Et, même si cette opération militaire ne semble pas avoir terni l’image de Mohammed ben Salmane dans son pays, les conséquences sur la réputation du royaume saoudien sont indéniables.
De plus, si cette guerre venait à s’éterniser, elle apporterait de l’eau au moulin des adversaires fort nombreux du jeune prince, qui critiquent son ambition fanfaronne.
Mais à en croire le major-général Ahmed al-Assiri, porte-parole de l’armée saoudienne, les éventuels regrets sont bien maigres.

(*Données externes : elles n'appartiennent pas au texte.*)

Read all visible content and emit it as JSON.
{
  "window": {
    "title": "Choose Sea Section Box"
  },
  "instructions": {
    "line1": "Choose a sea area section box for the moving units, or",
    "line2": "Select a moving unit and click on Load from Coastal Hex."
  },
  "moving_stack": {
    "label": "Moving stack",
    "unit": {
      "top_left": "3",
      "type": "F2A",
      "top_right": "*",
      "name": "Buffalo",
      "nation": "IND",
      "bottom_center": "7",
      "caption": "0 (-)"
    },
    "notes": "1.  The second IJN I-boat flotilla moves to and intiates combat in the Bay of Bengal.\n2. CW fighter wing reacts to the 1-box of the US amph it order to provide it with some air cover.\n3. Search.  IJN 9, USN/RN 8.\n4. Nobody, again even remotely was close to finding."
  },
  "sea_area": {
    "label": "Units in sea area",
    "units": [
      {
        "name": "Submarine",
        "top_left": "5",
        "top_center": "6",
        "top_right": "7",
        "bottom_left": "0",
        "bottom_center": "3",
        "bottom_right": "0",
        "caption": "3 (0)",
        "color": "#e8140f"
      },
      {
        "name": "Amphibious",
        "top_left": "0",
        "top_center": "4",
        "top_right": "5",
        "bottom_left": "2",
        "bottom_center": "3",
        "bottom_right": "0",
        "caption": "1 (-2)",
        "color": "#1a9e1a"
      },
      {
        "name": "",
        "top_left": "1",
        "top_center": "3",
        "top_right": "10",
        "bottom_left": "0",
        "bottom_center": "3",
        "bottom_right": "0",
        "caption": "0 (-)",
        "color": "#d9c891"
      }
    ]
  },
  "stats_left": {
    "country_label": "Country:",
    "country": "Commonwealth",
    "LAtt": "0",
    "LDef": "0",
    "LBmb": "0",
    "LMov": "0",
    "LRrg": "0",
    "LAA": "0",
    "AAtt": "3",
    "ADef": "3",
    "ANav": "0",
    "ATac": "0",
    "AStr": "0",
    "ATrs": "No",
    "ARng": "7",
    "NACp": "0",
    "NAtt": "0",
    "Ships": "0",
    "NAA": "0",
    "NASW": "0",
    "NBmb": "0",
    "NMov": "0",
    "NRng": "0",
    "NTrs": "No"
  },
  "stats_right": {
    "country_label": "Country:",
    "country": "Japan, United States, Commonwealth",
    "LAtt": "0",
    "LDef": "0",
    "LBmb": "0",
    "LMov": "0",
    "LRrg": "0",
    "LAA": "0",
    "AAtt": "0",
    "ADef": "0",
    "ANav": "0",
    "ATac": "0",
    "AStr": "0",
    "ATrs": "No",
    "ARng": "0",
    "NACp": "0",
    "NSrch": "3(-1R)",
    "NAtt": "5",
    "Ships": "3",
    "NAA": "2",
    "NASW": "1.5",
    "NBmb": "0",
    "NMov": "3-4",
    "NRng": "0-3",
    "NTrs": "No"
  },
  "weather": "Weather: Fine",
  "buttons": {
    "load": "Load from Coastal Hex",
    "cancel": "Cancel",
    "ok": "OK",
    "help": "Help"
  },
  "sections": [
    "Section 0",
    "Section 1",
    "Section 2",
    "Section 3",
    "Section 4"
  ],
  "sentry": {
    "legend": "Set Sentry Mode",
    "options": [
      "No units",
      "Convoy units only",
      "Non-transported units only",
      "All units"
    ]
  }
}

Au nom de la communauté internationale
S’exprimant le 1er novembre dernier devant un public trié sur le volet venu l’écouter au Royal United Services Institute de Londres, Ahmed al-Assiri a déclaré que la coalition réunissant onze pays derrière l’Arabie saoudite agissait « au nom de la communauté internationale ».
Cette coalition « soutient le gouvernement légitime [du Yémen], et nous refusons que les milices atteignent leurs objectifs et incarnent une sorte de modèle » pourtant source d’instabilité dans une région déjà très agitée, a-t-il ajouté en qualifiant ici de « milices » les rebelles houthies et les soutiens armés de l’ancien président Ali Abdallah Saleh.
« Les Houthis se sont emparés du pays par la force, a-t-il critiqué. Ils aspirent à participer au gouvernement tout en conservant leurs milices armées. Si cela arrivait, notre pays finirait comme le Liban, et nous ne pouvons pas l’accepter ».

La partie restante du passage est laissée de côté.